Here's one of the finished chairs. 

My mom is thrilled with her "new" chairs, and they look fabulous in her dining room.
I gave my  machine a good cleaning and a nice little rest after the ordeal of sewing them and I'm pretty sure all is forgiven. 

Monday, July 1, 2013

Baby it's hot outside

One of the benefits of being female is being able to wear very little in the hottest months and still look somewhat professional.  I work in a mostly business casual atmosphere, but even that requires long pants and a button down or polo for men. We girls, on the other hand, just need to keep the cleavage covered and hemlines near the knee and we are good to go. 

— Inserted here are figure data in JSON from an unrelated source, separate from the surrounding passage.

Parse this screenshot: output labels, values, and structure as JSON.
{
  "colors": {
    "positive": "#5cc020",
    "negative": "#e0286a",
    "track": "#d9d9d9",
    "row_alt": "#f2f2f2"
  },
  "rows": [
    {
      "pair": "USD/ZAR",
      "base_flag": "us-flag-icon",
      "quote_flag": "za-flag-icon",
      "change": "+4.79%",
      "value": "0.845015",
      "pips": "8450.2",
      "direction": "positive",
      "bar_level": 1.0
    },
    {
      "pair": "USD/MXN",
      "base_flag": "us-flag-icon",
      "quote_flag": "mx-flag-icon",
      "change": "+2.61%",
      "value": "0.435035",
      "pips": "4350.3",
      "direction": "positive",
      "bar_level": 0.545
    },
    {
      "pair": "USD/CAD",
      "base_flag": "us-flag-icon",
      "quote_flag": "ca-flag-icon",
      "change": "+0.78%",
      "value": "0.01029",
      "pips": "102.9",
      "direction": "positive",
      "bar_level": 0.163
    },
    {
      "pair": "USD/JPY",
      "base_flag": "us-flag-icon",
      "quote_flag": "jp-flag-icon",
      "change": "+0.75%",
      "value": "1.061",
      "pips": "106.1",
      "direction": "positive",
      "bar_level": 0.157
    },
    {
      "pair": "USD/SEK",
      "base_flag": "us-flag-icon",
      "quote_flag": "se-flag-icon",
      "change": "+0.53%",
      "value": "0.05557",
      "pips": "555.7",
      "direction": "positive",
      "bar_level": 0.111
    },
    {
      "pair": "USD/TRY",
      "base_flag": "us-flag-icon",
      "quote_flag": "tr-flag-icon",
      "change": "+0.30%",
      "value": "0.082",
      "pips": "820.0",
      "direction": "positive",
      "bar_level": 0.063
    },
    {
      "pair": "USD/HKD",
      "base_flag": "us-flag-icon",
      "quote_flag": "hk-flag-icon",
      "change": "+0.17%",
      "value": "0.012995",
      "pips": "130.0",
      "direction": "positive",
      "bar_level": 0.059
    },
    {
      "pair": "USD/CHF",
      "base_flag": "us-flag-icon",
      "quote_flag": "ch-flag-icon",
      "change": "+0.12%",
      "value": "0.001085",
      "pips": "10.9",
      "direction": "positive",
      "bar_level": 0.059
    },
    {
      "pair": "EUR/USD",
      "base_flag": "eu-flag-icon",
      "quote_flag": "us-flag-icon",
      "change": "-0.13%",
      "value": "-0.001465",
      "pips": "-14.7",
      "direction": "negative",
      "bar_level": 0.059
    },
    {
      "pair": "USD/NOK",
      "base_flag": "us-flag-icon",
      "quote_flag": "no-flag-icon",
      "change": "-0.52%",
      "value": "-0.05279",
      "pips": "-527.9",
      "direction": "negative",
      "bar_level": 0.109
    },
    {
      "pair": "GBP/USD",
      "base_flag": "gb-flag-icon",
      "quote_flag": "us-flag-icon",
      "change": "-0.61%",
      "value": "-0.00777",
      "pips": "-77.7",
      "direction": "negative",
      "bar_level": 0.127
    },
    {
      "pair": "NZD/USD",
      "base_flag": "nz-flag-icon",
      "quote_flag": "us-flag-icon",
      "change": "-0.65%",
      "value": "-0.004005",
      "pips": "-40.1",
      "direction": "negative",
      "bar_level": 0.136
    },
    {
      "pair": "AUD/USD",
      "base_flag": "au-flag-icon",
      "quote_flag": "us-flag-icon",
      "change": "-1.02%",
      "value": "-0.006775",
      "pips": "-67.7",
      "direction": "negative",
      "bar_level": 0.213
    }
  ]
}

Enter Vogue 8784- View B.  This little slip of summertime awesomeness is my hands down favorite thing to put on when it's broiling outside. It's a true wrap dress. It is particularly flattering for us smaller busted girls because the stitched down pleats in the bodice open up to  add a little umph where it is most useful. More endowed sewers may have to adjust this pattern for cleavage control. I also love the 3 piece bodice back, which makes it easy to adjust for my narrow back. 

Here's a close up:

The straight skirt version has a subtle trumpet shape with well placed pleats that suggest more of a waist than there may actually be. 

This fabric is a light weight, no wrinkle poly/rayon blend and I self-lined the bodice. It is my favorite version of the pattern. I also made it in linen, and used a narrow bias facing for the neck edge and armholes instead of lining the bodice. Future versions will have the 3/4 sleeves for fall, and probably the collar- maybe navy/white polka dot...

Some people don't like making the same thing over and over. I love the challenge of a new pattern, but I also a good ol' basic that fits well and looks great. 

There's some slipcovering going on in the sewing room right now. Which means upholstery weight fabric, which means a little swearing. Results to be posted soon.

LATE BREAKING NEWS!! OMG! I just received an email from Pattern Review telling me that I am the featured reviewer today. 
Well holy mother of pearl- what a cool surprise. Obviously that is a random selection process, but I still feel pretty special.  Thanks Pattern Review- for the "honor" and also for the 20% discount!